昼下がり、街の路地裏にある小さな喫茶店にて。
“喫茶BOUQUET”という小さな看板が下がったその店の中は、5人の客と店主、そして手伝いの少女が1人いるのみでがらんとしていた。
「今日は空いていますね」
青い長髪をハーフアップにしたエプロン姿の少女がカウンターに向かって言うと、そうだなとカウンターの向こうの椅子に座る初老の男は返す。

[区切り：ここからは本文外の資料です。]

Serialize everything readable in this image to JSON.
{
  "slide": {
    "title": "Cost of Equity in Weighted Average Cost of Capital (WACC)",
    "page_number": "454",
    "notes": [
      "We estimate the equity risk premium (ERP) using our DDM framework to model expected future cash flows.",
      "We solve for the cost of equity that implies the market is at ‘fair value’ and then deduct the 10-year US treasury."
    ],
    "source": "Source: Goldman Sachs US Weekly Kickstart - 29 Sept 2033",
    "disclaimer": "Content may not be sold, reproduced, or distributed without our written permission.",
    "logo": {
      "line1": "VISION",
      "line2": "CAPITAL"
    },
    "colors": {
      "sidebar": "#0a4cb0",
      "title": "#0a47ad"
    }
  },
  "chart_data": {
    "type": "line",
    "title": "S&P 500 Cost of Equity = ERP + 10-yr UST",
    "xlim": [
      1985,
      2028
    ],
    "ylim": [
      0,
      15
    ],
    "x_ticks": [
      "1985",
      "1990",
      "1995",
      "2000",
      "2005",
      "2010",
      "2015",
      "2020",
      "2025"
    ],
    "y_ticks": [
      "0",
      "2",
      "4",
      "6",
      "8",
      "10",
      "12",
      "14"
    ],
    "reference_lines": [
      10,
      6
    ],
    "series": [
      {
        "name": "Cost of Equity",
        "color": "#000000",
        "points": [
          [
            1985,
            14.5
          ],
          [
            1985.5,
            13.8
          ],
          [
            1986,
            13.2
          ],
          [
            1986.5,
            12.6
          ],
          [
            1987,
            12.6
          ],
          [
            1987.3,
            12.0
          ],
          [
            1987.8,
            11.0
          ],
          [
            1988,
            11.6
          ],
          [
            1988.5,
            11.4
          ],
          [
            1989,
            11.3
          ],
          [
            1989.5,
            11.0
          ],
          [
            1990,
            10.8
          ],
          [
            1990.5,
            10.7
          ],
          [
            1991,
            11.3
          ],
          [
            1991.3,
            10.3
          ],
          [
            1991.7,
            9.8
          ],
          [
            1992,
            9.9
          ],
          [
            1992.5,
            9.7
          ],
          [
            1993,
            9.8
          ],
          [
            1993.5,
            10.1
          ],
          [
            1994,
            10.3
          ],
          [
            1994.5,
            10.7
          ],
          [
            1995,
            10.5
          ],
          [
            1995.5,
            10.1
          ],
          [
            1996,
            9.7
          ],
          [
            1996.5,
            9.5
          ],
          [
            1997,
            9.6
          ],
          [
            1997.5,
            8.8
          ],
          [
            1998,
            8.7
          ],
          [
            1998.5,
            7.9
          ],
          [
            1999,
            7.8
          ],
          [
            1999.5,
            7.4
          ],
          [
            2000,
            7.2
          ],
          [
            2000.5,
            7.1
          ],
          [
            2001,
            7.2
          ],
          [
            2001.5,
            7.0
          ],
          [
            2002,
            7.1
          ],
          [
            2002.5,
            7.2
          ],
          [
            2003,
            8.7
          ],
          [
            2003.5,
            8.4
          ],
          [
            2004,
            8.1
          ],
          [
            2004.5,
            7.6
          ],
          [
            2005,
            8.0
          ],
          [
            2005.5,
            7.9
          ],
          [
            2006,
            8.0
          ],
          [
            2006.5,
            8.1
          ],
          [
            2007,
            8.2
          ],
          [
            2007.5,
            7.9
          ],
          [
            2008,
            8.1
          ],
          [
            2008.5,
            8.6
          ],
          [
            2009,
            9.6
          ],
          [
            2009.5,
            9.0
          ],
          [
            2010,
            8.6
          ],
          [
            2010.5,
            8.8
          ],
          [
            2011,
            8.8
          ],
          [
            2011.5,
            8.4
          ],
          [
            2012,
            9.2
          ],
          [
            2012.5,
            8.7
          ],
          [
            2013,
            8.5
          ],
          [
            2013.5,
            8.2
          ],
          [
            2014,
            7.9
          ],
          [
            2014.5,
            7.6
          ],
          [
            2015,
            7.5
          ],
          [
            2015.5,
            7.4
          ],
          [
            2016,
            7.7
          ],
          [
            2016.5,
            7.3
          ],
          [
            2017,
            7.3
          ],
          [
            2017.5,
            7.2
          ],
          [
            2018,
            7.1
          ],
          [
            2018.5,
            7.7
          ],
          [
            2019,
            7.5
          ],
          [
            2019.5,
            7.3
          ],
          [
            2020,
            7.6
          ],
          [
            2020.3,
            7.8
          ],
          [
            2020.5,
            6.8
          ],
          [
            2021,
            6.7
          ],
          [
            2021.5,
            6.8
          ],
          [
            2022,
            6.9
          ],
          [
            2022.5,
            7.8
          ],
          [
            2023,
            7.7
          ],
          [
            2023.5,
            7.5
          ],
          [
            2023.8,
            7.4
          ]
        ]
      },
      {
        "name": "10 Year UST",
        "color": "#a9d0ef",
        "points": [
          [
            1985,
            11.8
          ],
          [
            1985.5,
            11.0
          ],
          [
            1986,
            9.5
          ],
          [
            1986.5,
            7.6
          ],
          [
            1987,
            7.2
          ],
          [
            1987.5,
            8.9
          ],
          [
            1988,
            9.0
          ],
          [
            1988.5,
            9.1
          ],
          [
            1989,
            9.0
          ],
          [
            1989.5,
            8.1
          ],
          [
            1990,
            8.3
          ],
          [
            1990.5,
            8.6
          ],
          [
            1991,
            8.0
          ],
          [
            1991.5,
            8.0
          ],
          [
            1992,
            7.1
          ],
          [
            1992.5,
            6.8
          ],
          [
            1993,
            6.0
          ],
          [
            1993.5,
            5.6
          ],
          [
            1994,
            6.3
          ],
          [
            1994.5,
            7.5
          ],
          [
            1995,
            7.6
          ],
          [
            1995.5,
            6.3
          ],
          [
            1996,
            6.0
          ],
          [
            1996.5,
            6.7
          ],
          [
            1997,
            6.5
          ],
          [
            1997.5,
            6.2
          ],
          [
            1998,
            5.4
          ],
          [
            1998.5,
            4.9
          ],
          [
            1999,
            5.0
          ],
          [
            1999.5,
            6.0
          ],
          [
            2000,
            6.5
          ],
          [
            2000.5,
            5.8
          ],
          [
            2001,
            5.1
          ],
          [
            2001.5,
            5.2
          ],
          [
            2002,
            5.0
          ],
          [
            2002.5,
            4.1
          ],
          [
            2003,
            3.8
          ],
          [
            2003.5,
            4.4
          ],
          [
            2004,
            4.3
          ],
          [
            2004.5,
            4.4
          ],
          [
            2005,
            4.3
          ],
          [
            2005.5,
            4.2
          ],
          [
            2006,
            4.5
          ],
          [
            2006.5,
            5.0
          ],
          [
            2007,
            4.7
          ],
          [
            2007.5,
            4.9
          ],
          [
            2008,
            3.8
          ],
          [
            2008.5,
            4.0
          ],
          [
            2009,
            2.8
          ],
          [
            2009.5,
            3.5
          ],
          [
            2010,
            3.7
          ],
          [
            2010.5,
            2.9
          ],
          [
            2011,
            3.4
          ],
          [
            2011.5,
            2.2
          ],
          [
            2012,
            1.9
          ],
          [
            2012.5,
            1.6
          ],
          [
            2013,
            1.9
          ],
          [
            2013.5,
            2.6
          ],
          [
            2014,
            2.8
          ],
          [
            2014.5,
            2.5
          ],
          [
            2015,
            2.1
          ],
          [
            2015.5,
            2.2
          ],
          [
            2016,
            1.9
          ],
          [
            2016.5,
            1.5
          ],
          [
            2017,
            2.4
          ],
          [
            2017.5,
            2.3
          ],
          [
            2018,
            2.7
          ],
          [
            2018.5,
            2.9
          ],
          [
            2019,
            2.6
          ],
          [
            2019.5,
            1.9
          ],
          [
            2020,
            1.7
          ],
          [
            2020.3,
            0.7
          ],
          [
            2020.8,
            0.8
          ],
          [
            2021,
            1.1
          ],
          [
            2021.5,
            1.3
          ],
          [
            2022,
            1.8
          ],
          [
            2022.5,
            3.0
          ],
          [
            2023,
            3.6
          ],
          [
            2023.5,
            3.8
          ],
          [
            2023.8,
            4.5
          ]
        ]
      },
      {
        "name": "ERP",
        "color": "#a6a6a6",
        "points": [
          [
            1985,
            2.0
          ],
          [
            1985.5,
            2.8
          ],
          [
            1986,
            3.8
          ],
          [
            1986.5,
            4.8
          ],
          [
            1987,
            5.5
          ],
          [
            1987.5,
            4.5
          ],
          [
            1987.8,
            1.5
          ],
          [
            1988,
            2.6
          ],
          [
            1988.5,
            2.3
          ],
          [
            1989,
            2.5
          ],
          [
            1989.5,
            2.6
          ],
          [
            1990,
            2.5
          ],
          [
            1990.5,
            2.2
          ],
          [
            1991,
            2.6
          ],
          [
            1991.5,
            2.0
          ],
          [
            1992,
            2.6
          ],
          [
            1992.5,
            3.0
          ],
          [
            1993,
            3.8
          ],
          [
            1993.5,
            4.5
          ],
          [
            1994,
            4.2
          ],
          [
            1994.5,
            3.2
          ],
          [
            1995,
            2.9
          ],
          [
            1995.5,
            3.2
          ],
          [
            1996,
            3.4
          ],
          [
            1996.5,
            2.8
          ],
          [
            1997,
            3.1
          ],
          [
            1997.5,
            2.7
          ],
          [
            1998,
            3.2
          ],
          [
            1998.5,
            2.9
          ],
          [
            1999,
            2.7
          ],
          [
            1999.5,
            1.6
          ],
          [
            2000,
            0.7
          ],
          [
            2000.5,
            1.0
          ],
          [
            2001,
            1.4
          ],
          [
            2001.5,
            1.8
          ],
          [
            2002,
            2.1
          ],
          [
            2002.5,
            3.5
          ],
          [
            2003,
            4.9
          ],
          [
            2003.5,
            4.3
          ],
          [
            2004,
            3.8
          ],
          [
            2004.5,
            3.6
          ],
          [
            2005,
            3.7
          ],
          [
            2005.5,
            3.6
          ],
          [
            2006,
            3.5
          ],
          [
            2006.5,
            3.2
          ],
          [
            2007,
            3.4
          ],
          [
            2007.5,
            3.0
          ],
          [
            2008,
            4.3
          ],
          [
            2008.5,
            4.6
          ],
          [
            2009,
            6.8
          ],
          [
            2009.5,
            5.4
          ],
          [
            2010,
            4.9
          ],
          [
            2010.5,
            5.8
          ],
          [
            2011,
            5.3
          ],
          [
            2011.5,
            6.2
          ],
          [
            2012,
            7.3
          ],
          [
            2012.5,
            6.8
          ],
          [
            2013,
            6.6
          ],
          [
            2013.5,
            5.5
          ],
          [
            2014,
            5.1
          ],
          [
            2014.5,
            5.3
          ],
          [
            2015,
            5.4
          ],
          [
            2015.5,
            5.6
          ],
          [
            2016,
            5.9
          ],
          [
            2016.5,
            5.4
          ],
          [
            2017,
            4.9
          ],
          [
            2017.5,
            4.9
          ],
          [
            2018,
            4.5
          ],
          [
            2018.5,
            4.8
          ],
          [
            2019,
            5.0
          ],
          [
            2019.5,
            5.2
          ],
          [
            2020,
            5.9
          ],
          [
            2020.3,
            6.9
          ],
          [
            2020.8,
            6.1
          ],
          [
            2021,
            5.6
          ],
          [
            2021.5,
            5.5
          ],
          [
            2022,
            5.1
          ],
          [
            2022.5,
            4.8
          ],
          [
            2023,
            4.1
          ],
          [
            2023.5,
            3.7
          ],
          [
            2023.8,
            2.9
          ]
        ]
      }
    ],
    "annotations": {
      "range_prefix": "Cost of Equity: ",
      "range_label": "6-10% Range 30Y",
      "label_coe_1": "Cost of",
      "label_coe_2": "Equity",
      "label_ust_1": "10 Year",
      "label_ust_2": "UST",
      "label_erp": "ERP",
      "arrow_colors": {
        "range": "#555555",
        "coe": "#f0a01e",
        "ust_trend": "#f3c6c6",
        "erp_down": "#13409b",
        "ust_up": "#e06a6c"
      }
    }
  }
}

「今日は月曜の昼間だから、みんな“本職”が忙しくて来れないのだろうよ」
まぁいいじゃないかと男は手元の新聞に目を落とす。
「それにしても普段より少ない気がするんですけど…」
青髪の少女がそう言いかけた時、カランカランと音を立てて店の扉が開いた。彼女が扉の方を見ると、そこには小柄な小学校高学年くらいの少年が立っていた。
「あ、いらっしゃ…」
青髪の少女の言葉を気にせず少年は店の窓際のテーブルへ向かった。そこには青緑色で肩につくくらいのくせっ毛、そして翡翠色のジャケットとスラックスに白いブラウスを合わせた背の高い少女が座っていた。
「…お、やぁ少年」
青緑色の髪の少女は少年に気付くと笑顔で小さく手を挙げた。しかし少年はそれを無視して彼女の目の前の座席に座る。
「それにしてもどうしたんだい」
急に呼び出しなんて…と青緑色の髪の少女が言いかけた所で、少年はあのと顔を上げる。
「お願いがあるんです」
少年の真剣な眼差しに青緑色の髪の少女は少しポカンとする。
「え、なに?」
もしかして…と青緑色の髪の少女は慌てるが、少年は気にせず続けた。
「ぼくと関わるのをやめて欲しいんです」
少年の言葉にえ、と青緑色の髪の少女はポカンとする。
周囲の客たちも、その言葉で2人の方を見た。
「そ、それって…」
「もうぼくに会いに来ないで欲しい、それだけです」
少年がそう言うと、青緑色の髪の少女はなんとも言えない表情で椅子の背もたれに寄りかかった。
「…そんなこと言われてもねぇ」
青緑色の髪の少女は窓の外を見る。
「なんて言うか、どうしてもその辺でフラフラしていると君に遭遇してしまうと言うか」
「じゃあフラフラするのをやめてください」
少年は真面目な口調で言うが、青緑色の髪の少女はえ〜と不満げに返す。